Alter als Aufrüstung

Manson macht ihr Alter nicht zur Pose, sondern zur Haltung. „Chinese Fire Horse“ schmettert in die Fratze des Jugendkults, ohne nostalgisch zu werden. Das ist kein Alterswerk – es ist ein Werk über das Alter in einer Welt, die es nicht sehen will. Auch „Get Out My Face AKA Bad Kitty“ ist keine kokette Provokation, sondern eine klare Kampfansage. Feminismus trifft hier auf Wut, Haltung auf Hook.

Zärtlichkeit im Zersetzungsprozess

Und dann diese leisen Momente. „The Day That I Met God“ ist keine spirituelle Erlösung, sondern ein innerer Monolog, zart orchestriert, fast flüchtig. Mansons Stimme bricht – und gerade darin liegt ihre Kraft. Die Verletzlichkeit macht das Album nicht weicher, sondern glaubwürdiger. Denn Hoffnung, das lernt man hier, ist kein Pathos, sondern ein Muskel – er wächst durch Schmerz.

Zwischen Fragment und Fanal

‘Let All That We Imagine Be The Light’ ist kein Konzeptalbum, sondern ein Flickenteppich aus Überzeugungen, Zweifeln und Trotz. Manches wirkt spröde, manches überfrachtet – aber genau diese Brüchigkeit macht das Album so gegenwärtig. Es ist keine glatte Erzählung, sondern eine mit Rissen, durch die Licht dringt.

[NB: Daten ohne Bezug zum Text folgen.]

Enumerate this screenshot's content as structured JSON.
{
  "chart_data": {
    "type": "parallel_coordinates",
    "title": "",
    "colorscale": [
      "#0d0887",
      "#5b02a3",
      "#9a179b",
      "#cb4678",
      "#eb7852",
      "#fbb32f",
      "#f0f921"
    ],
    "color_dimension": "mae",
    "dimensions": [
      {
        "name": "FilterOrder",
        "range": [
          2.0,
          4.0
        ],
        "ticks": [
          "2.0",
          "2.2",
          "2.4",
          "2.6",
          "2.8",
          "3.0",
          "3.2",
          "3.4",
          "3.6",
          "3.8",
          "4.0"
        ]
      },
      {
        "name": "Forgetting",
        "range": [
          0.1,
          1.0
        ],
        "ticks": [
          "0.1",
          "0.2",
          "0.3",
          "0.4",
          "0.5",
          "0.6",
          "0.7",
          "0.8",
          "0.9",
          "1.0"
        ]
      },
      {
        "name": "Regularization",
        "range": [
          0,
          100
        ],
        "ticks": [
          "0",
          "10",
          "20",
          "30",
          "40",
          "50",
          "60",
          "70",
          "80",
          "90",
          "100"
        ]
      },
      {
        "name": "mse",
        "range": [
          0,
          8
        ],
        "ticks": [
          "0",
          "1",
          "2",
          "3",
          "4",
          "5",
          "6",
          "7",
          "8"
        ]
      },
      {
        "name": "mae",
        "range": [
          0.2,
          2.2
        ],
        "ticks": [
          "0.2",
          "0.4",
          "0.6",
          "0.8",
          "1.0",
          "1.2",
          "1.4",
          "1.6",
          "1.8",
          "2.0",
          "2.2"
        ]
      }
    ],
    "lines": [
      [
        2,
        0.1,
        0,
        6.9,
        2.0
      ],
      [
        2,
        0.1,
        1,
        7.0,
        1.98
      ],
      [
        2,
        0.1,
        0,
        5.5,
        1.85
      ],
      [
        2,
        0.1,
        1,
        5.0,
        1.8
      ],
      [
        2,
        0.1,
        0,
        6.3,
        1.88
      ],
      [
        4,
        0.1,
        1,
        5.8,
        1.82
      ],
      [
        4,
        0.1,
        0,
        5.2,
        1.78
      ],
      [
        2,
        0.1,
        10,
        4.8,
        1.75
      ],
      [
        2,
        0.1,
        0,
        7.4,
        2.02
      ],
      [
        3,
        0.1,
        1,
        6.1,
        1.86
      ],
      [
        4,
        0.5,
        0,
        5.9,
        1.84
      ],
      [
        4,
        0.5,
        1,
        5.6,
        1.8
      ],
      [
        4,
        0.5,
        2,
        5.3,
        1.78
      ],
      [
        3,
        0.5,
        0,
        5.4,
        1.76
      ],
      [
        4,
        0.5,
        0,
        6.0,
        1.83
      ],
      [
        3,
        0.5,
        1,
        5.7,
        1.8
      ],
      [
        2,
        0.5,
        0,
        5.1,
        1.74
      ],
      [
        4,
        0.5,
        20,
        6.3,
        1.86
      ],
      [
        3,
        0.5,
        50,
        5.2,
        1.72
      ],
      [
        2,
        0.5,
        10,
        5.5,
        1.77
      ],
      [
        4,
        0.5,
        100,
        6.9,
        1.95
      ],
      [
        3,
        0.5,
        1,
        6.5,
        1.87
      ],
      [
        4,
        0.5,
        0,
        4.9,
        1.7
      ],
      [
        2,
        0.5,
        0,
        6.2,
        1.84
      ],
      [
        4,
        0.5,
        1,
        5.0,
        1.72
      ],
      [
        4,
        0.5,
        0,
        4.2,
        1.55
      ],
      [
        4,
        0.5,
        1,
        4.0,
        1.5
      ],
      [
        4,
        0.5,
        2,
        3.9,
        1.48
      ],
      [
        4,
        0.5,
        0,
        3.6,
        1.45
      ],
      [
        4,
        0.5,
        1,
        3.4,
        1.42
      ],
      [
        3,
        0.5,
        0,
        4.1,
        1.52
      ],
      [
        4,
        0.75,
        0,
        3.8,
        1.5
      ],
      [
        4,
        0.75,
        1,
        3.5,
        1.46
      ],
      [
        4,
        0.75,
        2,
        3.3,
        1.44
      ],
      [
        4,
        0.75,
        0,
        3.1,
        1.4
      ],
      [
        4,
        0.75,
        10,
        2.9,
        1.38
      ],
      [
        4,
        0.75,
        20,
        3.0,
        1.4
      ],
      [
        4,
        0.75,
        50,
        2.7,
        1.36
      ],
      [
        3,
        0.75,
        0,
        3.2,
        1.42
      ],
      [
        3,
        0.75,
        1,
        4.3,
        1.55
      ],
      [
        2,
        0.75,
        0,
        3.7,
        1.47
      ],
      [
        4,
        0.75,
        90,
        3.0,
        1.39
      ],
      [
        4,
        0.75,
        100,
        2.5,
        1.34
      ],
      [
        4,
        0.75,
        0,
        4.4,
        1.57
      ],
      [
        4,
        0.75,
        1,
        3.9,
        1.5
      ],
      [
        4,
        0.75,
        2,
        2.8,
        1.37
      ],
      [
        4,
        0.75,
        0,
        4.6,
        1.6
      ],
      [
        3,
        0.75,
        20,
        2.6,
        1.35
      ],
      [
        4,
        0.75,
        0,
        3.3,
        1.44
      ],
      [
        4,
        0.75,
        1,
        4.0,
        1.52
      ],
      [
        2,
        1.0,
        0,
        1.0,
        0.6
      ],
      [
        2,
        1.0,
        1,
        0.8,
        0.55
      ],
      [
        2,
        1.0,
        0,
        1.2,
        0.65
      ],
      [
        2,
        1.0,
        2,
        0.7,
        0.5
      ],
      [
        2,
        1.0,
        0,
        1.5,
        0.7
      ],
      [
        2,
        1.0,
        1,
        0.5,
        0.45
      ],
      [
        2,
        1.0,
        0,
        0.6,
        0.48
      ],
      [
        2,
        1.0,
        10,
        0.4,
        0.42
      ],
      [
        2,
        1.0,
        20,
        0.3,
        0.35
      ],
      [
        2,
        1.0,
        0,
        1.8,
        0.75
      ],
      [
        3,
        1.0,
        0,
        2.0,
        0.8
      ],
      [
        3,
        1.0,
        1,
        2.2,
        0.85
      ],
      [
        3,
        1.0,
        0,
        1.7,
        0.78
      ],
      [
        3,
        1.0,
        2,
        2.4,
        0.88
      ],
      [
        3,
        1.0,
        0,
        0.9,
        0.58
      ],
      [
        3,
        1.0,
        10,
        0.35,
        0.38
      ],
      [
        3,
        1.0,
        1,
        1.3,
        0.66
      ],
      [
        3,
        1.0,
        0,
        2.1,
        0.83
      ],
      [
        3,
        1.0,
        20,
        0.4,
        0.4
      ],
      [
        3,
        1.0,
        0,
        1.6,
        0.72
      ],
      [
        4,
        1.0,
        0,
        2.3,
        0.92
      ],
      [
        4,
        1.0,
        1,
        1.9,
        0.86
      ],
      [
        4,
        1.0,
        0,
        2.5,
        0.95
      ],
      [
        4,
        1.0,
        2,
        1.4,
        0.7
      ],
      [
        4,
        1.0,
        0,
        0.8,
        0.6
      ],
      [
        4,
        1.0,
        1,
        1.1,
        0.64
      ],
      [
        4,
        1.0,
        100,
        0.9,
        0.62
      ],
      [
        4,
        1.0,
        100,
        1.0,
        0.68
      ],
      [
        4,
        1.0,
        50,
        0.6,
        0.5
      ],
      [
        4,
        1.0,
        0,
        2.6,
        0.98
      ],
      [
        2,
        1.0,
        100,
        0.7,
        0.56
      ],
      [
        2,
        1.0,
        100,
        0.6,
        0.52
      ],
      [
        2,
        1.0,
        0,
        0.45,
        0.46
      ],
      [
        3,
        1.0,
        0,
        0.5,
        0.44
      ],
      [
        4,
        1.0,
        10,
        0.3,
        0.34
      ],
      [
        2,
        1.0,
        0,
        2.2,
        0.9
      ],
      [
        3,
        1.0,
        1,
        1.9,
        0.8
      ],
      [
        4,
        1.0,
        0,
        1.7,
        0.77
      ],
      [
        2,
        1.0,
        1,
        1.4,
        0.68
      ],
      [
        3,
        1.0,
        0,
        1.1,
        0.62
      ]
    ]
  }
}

Garbage liefern mit diesem Album keine Abrechnung, sondern ein Bekenntnis: zur Imagination, zur Wut, zur Liebe – und zum Weitermachen. ‘Let All That We Imagine Be The Light’ ist kein Album für die Charts, sondern für die innere Wetterlage. Wer zuhört, hört nicht nur Musik, sondern eine Haltung. Und die ist selten geworden.